ConstructionPro Week, Volume: 4 - Issue: 4 - 01/30/2015

Are Onerous Terms Deliberately Hidden in Contracts?

By Bruce Jervis

 

Construction contract documents can be complex, which is another way of saying lengthy, redundant and laden with specialized terminology. Some would even say obtuse. But are the contract documents sometimes deliberately obtuse?

 

In one recent case, an indemnification clause was buried on page 86 of a 197-page subcontract, all single-spaced in black type. No effort was made to call the other party’s attention to the clause through the use of capital letters, a different type size or different color.

 

The indemnification clause, which was found in a section captioned Protection of Existing Structures, became pivotal in subsequent multi-million-dollar litigation. A federal appeals court ruled that the indemnification clause was not sufficiently conspicuous to be enforceable. It violated the Texas “Fair Notice Rule.”

 

Are onerous terms deliberately buried in voluminous contract documents, creating a trap for the unwary? Or, is every party signing a contract simply obligated to be thoroughly familiar with the content of that document? It is interesting to note that the court ruling in question benefited a large, sophisticated constructor – an entity with ample access to legal counsel. What do you think?

 

COMMENTS

I feel that the owner/engineer soliciting bids should have a section toward the front that address the following important issues:

1. Insurance Requirements

2. Indemnification

3. Time of Completion; Liquidated Damages

4. Who is paying for surveying, testing, etc.

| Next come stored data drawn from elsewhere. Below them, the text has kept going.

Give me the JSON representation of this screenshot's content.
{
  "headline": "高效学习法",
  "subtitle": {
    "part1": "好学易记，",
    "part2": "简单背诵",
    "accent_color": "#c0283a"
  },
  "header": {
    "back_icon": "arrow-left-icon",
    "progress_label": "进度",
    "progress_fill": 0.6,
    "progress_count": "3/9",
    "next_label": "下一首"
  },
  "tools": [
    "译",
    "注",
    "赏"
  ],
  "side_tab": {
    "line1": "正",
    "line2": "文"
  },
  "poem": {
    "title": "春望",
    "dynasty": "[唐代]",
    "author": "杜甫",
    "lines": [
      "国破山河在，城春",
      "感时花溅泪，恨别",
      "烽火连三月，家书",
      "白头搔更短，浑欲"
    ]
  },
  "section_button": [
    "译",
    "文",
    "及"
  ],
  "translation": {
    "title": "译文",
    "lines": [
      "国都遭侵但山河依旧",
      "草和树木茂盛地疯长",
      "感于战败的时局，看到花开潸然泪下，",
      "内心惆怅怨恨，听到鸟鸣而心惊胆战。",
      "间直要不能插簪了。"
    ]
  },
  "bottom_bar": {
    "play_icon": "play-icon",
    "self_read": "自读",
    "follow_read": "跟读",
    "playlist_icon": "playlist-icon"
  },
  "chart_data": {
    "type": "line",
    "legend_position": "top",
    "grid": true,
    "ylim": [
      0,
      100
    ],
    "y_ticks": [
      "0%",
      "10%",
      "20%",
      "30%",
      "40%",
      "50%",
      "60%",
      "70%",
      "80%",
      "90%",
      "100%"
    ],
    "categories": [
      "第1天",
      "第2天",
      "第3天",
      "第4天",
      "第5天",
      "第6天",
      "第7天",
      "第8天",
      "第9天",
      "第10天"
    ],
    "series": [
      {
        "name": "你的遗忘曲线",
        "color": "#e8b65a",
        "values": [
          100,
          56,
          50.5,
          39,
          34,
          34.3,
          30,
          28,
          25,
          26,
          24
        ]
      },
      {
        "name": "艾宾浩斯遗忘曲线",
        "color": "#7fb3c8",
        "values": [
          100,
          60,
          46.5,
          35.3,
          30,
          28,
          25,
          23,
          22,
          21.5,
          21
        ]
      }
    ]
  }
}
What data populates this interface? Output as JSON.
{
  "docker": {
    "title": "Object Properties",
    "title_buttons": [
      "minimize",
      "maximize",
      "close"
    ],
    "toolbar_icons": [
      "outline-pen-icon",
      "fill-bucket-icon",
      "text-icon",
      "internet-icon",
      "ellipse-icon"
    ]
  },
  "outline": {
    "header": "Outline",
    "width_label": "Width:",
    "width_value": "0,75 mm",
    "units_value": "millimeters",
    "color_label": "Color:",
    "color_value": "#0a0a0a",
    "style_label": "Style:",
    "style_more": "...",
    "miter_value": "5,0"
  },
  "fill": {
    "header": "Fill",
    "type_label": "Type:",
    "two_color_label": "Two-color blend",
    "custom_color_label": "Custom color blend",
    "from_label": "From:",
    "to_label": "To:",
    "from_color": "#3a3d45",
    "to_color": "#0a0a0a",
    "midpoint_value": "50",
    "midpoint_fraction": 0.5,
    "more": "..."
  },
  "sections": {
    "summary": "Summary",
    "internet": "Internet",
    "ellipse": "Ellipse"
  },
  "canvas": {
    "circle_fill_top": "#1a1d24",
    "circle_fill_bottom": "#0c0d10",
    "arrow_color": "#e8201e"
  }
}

5. Any special requirements like Guarantee period
Posted by: Paul Iwata - Friday, January 30, 2015 11:06 AM


I think it was deliberately obtuse. We run into this frequently and have learned to read more closely. Especially bid documents. It is time consuming but better than losing your shirt on a project.
Posted by: Deb - Friday, January 30, 2015 11:10 AM


I agree with the items above and wish to point out that AIA and other "Standard Documents" would have special sections for these types of issues. As an Architect we always advise using these types of documents and not "Owner" developed documents as those writing these are generally unfamiliar with the conditions and/or ignorant of these.
Posted by: G. Paul Matherne - Friday, January 30, 2015 11:13 AM


It might seem shady to deliberately hide something in a contract. However, it is incumbent upon the parties to the Contract to READ that Contract and understand it before they sign or otherwise execute the Contract. If you don't understand what you're signing, how much of a right do you honestly have to complain about the conditions of that Contract after the fact? The ultimate "Buyer Beware".
Posted by: ArchitectBabe - Friday, January 30, 2015 11:19 AM


I agree with both Paul's. The problem with indemnification terms is that owners or their lawyers tend to write them with overreaching liabilities bearing no logical attachment to the contractor's scope of work, employees, or subcontractors neglect or performance. This is a good reason to use AIA and other standard documents.

If the clause in question was fairly written and presented it would not have been an issue.
Posted by: Dan Murphy - Friday, January 30, 2015 12:10 PM


Does "not sufficiently conspicuous" mean it just wasn't in the right place? I always thought one would not want to capitalize, bold, underline, etc. Doesn't doing that imply you have to comply with this, but don't need to comply with other things not emphasized? I think you can't imply a party doesn't have to read everything but agree AIA and other industry-standard documents are correctly organized and have probably already been vetted for what is fair and enforceable.
Posted by: Michael Quinn - Friday, January 30, 2015 12:56 PM


ADD to the above

6-Identify and list any kind of permits and fees required.